KUALA LUMPUR: Twenty-five people, mostly teenage boys, were killed Thursday when a blaze tore through a a religious school in Datuk Keramat, in what officials said was one of the country’s worst fire disasters for years.
The blaze broke out at the Darul Quran Ittifaqiyah tahfiz school, located in Jalan Keramat Ujung, just before dawn.
Firefighters rushed to the scene and the blaze was out within an hour but not before it wreaked terrible devastation — pictures in local media showed ash-covered, fire-blackened beds.
“The number of confirmed dead are 23 students and two wardens,” Khirudin Drahman, director of Kuala Lumpur’s fire and rescue department told AFP.
“It really does not make sense for so many to die in the fire.”
“They could have died due to smoke inhalation or got trapped in the fire.
“I think it is one of the country’s worst fire disasters in the past 20 years. We are now investigating the cause of the fire.
A fire department official at the scene said that the blaze broke out in bedrooms before dawn, and firefighters from a nearby station were on the scene within minutes.
“The children were desperately trying to escape the flames,” Federal Territories Minister Tengku Adnan Tengku Mansor said in a television interview.
“There were metal grills which prevented them from exiting the burning building.”
Kuala Lumpur Police chief Amar Singh said that “the bodies were totally burned”.
“Unfortunately there was only one entrance, so they could not escape. All the bodies were found lumped on one another.”
The Star reported that people in the area who had woken for morning prayers heard cries for help and saw flames engulfing the top floor of the building, where children were sleeping in dorms.

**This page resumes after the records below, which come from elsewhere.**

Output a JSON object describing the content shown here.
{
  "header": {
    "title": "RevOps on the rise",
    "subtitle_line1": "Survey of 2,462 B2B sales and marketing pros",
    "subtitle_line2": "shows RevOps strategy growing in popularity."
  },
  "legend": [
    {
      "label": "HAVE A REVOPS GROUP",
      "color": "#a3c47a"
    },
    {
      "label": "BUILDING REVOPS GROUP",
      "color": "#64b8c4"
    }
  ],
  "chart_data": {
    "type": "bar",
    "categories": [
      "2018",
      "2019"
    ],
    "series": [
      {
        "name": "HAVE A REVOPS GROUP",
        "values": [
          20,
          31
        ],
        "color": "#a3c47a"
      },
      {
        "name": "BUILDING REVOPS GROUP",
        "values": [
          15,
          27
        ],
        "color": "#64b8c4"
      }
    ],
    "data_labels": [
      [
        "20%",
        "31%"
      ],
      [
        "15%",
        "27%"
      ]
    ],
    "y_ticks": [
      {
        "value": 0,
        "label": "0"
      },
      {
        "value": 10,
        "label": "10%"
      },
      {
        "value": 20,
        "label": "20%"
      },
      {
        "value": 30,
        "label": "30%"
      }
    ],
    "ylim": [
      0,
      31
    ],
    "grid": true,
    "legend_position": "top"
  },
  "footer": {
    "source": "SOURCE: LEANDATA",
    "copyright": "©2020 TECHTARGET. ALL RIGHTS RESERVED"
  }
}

Loga Bala Mohan, the federal territories deputy minister, said: “We sympathise with the families. It is one of the worst fires involving so many lives in the capital in recent years.
“We urgently want the authorities to quickly probe the cause of the deadly fire so that we will be able to prevent future disasters.”
Fire safety concerns
Fire department officials said 23 students and two teachers were killed in the blaze. City police chief Amar Singh said the victims who were students were all boys aged between 13 and 17.

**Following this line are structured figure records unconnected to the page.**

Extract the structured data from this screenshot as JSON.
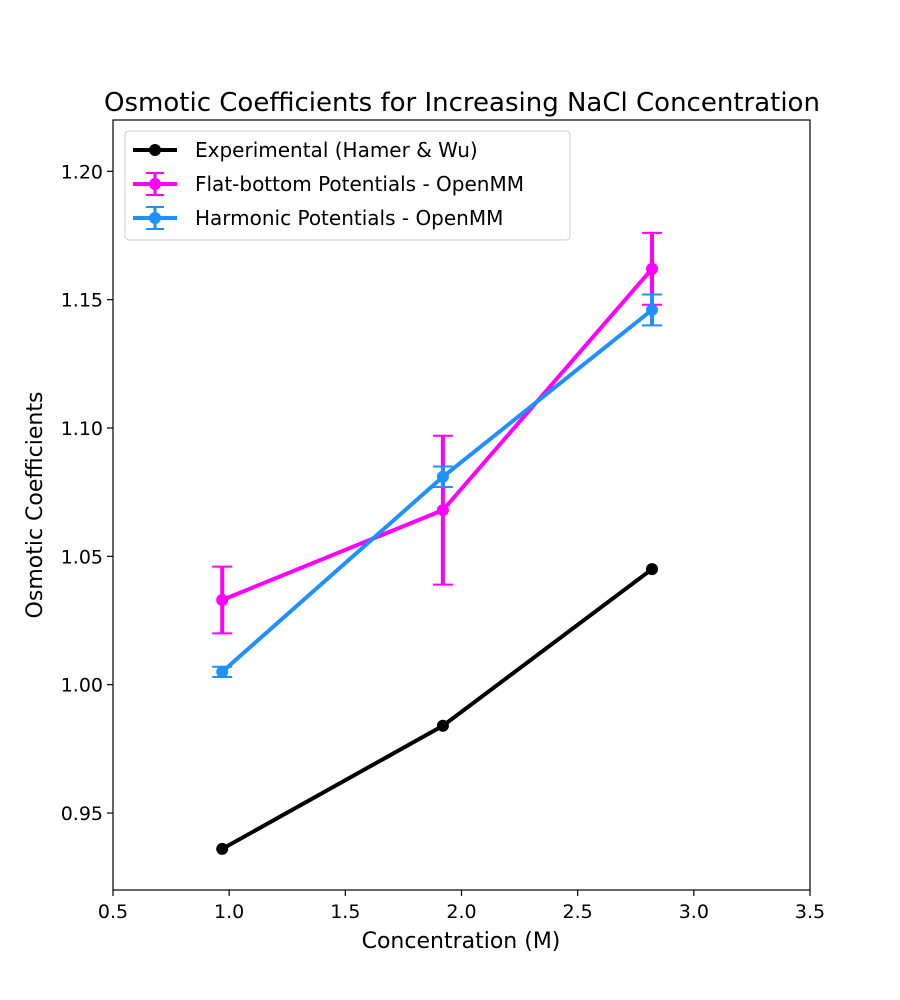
{
  "chart_data": {
    "type": "line",
    "title": "Osmotic Coefficients for Increasing NaCl Concentration",
    "xlabel": "Concentration (M)",
    "ylabel": "Osmotic Coefficients",
    "xlim": [
      0.5,
      3.5
    ],
    "ylim": [
      0.92,
      1.22
    ],
    "xticks": [
      0.5,
      1.0,
      1.5,
      2.0,
      2.5,
      3.0,
      3.5
    ],
    "xtick_labels": [
      "0.5",
      "1.0",
      "1.5",
      "2.0",
      "2.5",
      "3.0",
      "3.5"
    ],
    "yticks": [
      0.95,
      1.0,
      1.05,
      1.1,
      1.15,
      1.2
    ],
    "ytick_labels": [
      "0.95",
      "1.00",
      "1.05",
      "1.10",
      "1.15",
      "1.20"
    ],
    "grid": false,
    "legend_position": "top-left",
    "series": [
      {
        "name": "Experimental (Hamer & Wu)",
        "color": "#000000",
        "x": [
          0.97,
          1.92,
          2.82
        ],
        "y": [
          0.936,
          0.984,
          1.045
        ],
        "yerr": null
      },
      {
        "name": "Flat-bottom Potentials - OpenMM",
        "color": "#ff00ff",
        "x": [
          0.97,
          1.92,
          2.82
        ],
        "y": [
          1.033,
          1.068,
          1.162
        ],
        "yerr": [
          0.013,
          0.029,
          0.014
        ]
      },
      {
        "name": "Harmonic Potentials - OpenMM",
        "color": "#1e90ff",
        "x": [
          0.97,
          1.92,
          2.82
        ],
        "y": [
          1.005,
          1.081,
          1.146
        ],
        "yerr": [
          0.002,
          0.004,
          0.006
        ]
      }
    ]
  }
}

Tengku Adnan said the religious school, had been operating without a licence, while local media reported that officials had recently raised fire safety concerns about such private schools.
“The religious school did not have a operating licence from the local authorities,” he said. “The school also does not have any licence from the local religious authorities.”
“There are many other religious schools (that operate illegally) in the country.”
Tahfiz are religious schools where children study the Quran in Malaysia, where over 60% of the population of about 30 million are Muslim.
The Star reported that the fire and rescue department had raised concerns about fire safety measures at unregistered and private religious schools, and had recorded 211 fires at the institutions since 2015.
In August, 16 people including eight students fled an early morning fire at a family-run tahfiz in Baling, in the northern state of Kedah, the paper reported.
There were 519 tahfiz schools registered across the country as of April, but many more are believed to be unregistered, the paper said.
In October last year, six people died in a fire that swept through the intensive care unit of a major hospital in the southern state of Johor.